I often put them on 1-1/4" and 2" SE/R cable clamps because inspectors are idiots.  Never on romex connectors, though.


----------



## macmikeman (Jan 23, 2007)

Smaller romex connectors like 1/2 and 3/4 are definitely too short to even get the locknut on properly when using a pvc junction box like the ones they sell in the Box Stores. I'm just throwing this in here so somebody else don't make the same stupid mistake I did punching holes in the sides of one thinking it would make a good j-box for a panel move. Bad idea. Don't do it. Buy a metal one. Keep your profit level high. Don't waste your time. It's a long drive to Home Depot and gas is expensive. Am I making my point clear enough? You will end up using those button things that tear up the sheath on your romex cables. It will be bad all around....................


----------



## RICK BOYD (Mar 10, 2008)

so where do I find the code rule on bushings ?? 314.17 ??


----------



## HackWork (Oct 2, 2009)

300.4(G) Insulated Fittings. Where raceways contain 4 AWG or
larger insulated circuit conductors, and these conductors enter
a cabinet, a box, an enclosure, or a raceway, the conductors
shall be protected by an identified fitting providing a smoothly
rounded insulating surface, unless the conductors are separated
from the fitting or raceway by identified insulating material
that is securely fastened in place.
Exception: Where threaded hubs or bosses that are an integral part of a
cabinet, box, enclosure, or raceway provide a smoothly rounded or flared
entry for conductors.
Conduit bushings constructed wholly of insulating material
shall not be used to secure a fitting or raceway. The insulating
fitting or insulating material shall have a temperature rating
not less than the insulation temperature rating of the installed
conductors.


----------



## Eddie702 (Aug 7, 2015)

A manufactured fitting, romex connector, sealtight connector, flex connectors, emt connectors etc. does not need an insulating bushing unless wire larger than #4 is installed.

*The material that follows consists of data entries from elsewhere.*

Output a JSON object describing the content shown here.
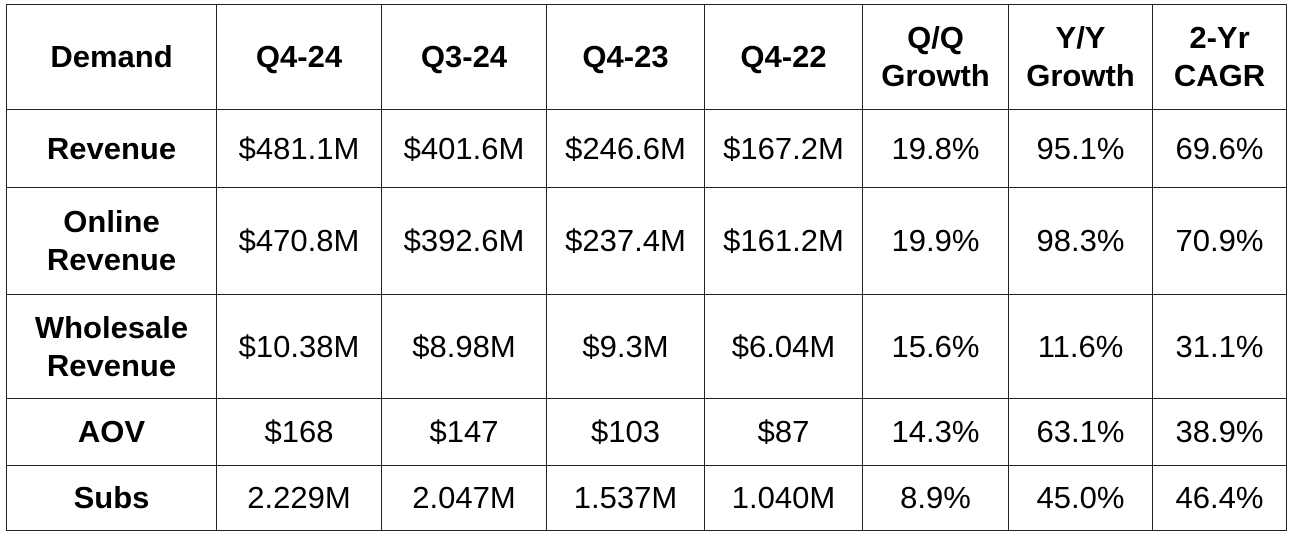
{
  "table": {
    "headers": [
      "Demand",
      "Q4-24",
      "Q3-24",
      "Q4-23",
      "Q4-22",
      "Q/Q\nGrowth",
      "Y/Y\nGrowth",
      "2-Yr\nCAGR"
    ],
    "rows": [
      {
        "label": "Revenue",
        "values": [
          "$481.1M",
          "$401.6M",
          "$246.6M",
          "$167.2M",
          "19.8%",
          "95.1%",
          "69.6%"
        ]
      },
      {
        "label": "Online\nRevenue",
        "values": [
          "$470.8M",
          "$392.6M",
          "$237.4M",
          "$161.2M",
          "19.9%",
          "98.3%",
          "70.9%"
        ]
      },
      {
        "label": "Wholesale\nRevenue",
        "values": [
          "$10.38M",
          "$8.98M",
          "$9.3M",
          "$6.04M",
          "15.6%",
          "11.6%",
          "31.1%"
        ]
      },
      {
        "label": "AOV",
        "values": [
          "$168",
          "$147",
          "$103",
          "$87",
          "14.3%",
          "63.1%",
          "38.9%"
        ]
      },
      {
        "label": "Subs",
        "values": [
          "2.229M",
          "2.047M",
          "1.537M",
          "1.040M",
          "8.9%",
          "45.0%",
          "46.4%"
        ]
      }
    ]
  }
}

Rigid conduit always needs a bushing.

Does not mean they are not a good idea but the smaller size of fittings sometimes does not have enough thread on it to install them.

They used to make a product called an "insuliner" kind of like a red head that you could slide in the pipe or fitting. 

Don't even know if they are still available

I think bushings are a good idea on PVC TAs as I have seen wire getting "skinned" when pulling without a bushing


----------



## HackWork (Oct 2, 2009)

Eddie702 said:


> I think bushings are a good idea on PVC TAs as I have seen wire getting "skinned" when pulling without a bushing


Bushings are required on PVC connectors (male adapters, T/A's, whatever you call them) the same as if they were EMT connectors.


----------



## TGGT (Oct 28, 2012)

Are you an industrial electrician?

Sent from my SM-G930T using Tapatalk


----------



## Eddie702 (Aug 7, 2015)

@HackWork

Bushings are not required on EMT connectors unless the wire is larger that #4 as far as I know. Am I missing something??


----------



## HackWork (Oct 2, 2009)

Eddie702 said:


> @HackWork
> 
> Bushings are not required on EMT connectors unless the wire is larger that #4 as far as I know. Am I missing something??


No, you are correct.

And they are required for PVC connectors the same way. 

You mentioned that you think they are a good idea on PVC, I just wanted to make it clear that they are required on PVC just like they are on EMT (with conductors #4 or larger). 

Some people think that bushings aren't required on PVC connectors at all.


----------



## Eddie702 (Aug 7, 2015)

@HackWork,

Got it. Yeah, I have seen that. PVC with no bushings, just because it's plastic it still cuts pretty good.


----------